Trauma stuff is definitely a background to all of this and can really not be separated because of the emotional triggers with all of this. It is an adventure to work through but is something I am doing a bit better to work through now. If I am honest, I am excited for two weeks away from work and clients. It will be tough to be away but it will be amazing at the same time. Life has been a lot recently and the break will be good. The first week will be a blur but the second week should be something I can enjoy.

Hope67

Hi Elpha,
I'm glad to hear that you're starting to do a bit better.  Having your new surgery date for 25th February is good, and I am relieved to hear that your scope and biopsy came back clear.  It's great that you have some time away from your work and clients so you can concentrate on your well-being, and fingers crossed that all will be ok for your operation date.

:hug:
Hope  :)

CactusFlower

Good to hear there is direction going forward and some procedures came back clear! I too find it often helps to know more about the next steps. here's hoping this weekend was pleasant for you. gentle hugs if you want them.

Elphanigh

I know it has been a while since I updated. Honestly so much has happened and I don't have the time or bandwidth to update about everything.

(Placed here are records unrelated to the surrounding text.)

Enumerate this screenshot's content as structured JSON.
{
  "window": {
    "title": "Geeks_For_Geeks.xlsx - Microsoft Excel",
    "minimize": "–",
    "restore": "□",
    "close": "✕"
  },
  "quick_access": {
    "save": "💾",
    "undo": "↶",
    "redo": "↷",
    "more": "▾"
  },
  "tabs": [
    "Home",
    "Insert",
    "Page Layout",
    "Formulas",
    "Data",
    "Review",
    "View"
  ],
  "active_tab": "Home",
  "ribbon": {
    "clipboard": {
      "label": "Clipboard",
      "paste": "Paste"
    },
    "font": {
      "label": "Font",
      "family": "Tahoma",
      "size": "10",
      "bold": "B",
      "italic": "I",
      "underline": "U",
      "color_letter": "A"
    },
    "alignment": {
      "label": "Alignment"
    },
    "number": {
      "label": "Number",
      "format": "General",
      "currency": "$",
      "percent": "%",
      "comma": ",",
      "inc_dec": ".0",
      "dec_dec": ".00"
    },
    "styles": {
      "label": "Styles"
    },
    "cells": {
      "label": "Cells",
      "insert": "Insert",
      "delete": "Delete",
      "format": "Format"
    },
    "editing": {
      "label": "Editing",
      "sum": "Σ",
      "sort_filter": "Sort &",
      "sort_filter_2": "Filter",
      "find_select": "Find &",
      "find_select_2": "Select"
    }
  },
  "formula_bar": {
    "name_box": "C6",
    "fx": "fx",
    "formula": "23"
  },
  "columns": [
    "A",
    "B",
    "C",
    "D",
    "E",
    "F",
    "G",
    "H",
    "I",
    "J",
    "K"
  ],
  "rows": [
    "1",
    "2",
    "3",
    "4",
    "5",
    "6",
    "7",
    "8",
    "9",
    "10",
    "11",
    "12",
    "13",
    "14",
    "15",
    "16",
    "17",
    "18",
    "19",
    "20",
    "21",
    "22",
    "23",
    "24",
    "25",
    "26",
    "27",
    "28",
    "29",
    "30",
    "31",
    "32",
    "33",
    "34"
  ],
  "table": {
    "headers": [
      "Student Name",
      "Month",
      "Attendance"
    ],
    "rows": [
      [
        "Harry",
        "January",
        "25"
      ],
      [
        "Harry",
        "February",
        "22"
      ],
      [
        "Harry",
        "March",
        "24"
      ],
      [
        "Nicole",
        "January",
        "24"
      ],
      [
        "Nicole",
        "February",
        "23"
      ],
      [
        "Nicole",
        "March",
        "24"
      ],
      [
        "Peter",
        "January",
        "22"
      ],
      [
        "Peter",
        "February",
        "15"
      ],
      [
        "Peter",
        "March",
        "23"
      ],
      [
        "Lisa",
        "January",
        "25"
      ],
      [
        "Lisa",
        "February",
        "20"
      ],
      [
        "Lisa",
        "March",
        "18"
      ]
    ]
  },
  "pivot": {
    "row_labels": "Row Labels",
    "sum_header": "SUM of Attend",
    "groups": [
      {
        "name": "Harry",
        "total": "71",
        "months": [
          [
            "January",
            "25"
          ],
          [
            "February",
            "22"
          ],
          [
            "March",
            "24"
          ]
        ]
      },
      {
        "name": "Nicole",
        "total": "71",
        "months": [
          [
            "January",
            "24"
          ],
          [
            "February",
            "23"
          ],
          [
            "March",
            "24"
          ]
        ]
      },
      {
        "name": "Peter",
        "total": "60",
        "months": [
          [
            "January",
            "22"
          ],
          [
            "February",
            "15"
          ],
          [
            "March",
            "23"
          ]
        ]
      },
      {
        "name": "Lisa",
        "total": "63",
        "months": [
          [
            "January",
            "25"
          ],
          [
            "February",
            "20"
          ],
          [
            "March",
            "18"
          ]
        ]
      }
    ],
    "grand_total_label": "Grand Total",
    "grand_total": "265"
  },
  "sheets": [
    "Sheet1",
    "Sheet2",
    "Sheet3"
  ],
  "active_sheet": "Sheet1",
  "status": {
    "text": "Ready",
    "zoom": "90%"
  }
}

The basic run down is taking Prozac has completely wrecked my system.. caused extreme anxiety and fear in ways that are worse than my normal. I am trying to wean off the medication to finally feel better from it. It has made so many things difficult to manage and I am ready to be done with it.

Surgery is this Friday. I am nervous but also glad to get this done so I can start the process of recovering. I get three weeks off of work so that will be helpful to my ability to resettle and heal.

My mom is coming in for my surgery to help me for about a week. However, she got sick last week. We were concerned she had clots in her lungs. Those tests came back normal and they have her on medication to treat what is potentially Long Covid. She is starting to feel better. I am nervous for her to travel here and get more sick but she is promising me that she is oaky and taking care of herself.

While she is here, she is going to meet my partner. I have said I love you to my partner at this point and grown very attached to having her in my life. I look forward to them meeting but am also nervous for it. I want them to get a long and for it to be a positive experience.

Anyways, I have tons of work to do (finishing up clients and paperwork before I go on leave for three weeks). Then of course all the other random surgery prep that needs to occur.  :fallingbricks:


Hope67

Hi Elpha,
I would like to wish you the best for Friday's surgery.  Will think of you, and wish you the best outcome. 

Hope  :)

Elphanigh


Elphanigh

Tomorrow is the day! This time tomorrow I will likely be under anesthesia.  It is honestly nerve wracking but I know it is a necessary step toward feeling better. I will be glad to be on the other side of it and in the process of recovering. My M got her yesterday and is staying with me until the 2nd (about a full week) to help me. I get her for 5 ish days after the surgery which will be a huge help. After that I am not sure if I will be home alone or if I will ask my partner to be here. Either way, I know there are people around me that are willing to help in anyway I need.

I have started to look forward to the three weeks away from work. I love my job and it will be tough to not worry about my clients but it will be nice to basically have a giant reset for myself. Life has been so intense the last several months and time away will allow me to rest and recoup from that as much as it will let me recoup from surgery.